The final data tables include both deaths that occurred in each California county regardless of the place of residence (by occurrence) and deaths to residents of each California county (by residence), whereas the provisional data table only includes deaths that occurred in each county regardless of the place of residence (by occurrence). The data are reported as totals, as well as stratified by age, gender, race-ethnicity, and death place type. Deaths due to all causes (ALL) and selected underlying cause of death categories are provided. See temporal coverage for more information on which combinations are available for which years.
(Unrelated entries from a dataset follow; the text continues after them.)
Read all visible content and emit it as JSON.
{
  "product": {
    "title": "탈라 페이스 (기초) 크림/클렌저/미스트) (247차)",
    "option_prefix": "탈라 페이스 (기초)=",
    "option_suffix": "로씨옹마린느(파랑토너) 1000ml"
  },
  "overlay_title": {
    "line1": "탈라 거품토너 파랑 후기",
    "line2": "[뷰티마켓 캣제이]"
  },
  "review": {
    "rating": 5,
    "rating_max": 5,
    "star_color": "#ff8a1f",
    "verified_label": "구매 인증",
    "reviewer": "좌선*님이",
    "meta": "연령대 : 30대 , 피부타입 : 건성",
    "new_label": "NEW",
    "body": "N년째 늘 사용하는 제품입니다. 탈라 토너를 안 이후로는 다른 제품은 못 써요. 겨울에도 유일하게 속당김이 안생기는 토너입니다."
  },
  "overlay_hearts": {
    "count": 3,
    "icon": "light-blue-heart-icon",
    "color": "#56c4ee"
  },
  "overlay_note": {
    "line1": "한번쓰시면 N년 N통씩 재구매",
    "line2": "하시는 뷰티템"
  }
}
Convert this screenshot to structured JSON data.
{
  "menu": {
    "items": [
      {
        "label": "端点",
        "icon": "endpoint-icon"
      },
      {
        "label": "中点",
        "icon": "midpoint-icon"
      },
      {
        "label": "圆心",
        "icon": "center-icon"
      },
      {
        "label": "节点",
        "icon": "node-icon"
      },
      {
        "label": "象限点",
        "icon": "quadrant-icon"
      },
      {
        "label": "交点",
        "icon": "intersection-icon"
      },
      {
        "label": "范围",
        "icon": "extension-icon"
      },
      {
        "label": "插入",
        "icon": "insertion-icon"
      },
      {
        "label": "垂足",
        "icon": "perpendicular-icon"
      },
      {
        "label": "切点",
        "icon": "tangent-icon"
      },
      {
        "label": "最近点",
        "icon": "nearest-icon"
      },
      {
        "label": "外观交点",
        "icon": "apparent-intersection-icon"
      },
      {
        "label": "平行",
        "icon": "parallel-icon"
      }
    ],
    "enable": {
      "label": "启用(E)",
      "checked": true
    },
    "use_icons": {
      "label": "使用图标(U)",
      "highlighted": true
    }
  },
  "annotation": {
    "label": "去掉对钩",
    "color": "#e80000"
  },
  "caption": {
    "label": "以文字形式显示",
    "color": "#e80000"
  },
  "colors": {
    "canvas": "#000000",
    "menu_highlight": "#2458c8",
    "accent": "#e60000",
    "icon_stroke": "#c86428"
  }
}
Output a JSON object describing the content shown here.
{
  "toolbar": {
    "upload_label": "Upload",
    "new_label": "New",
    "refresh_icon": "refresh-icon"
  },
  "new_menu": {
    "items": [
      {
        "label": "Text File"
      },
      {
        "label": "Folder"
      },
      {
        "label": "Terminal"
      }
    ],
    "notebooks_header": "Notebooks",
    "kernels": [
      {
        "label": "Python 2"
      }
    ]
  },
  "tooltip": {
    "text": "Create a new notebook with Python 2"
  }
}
The cause of death categories are based solely on the underlying cause of death as coded by the International Classification of Diseases. The underlying cause of death is defined by the World Health Organization (WHO) as "the disease or injury which initiated the train of events leading directly to death, or the circumstances of the accident or violence which produced the fatal injury." It is a single value assigned to each death based on the details as entered on the death certificate. When more than one cause is listed, the order in which they are listed can affect which cause is coded as the underlying cause. This means that similar events could be coded with different underlying causes of death depending on variations in how they were entered. Consequently, while underlying cause of death provides a convenient comparison between cause of death categories, it may not capture the full impact of each cause of death as it does not always take into account all conditions contributing to the death.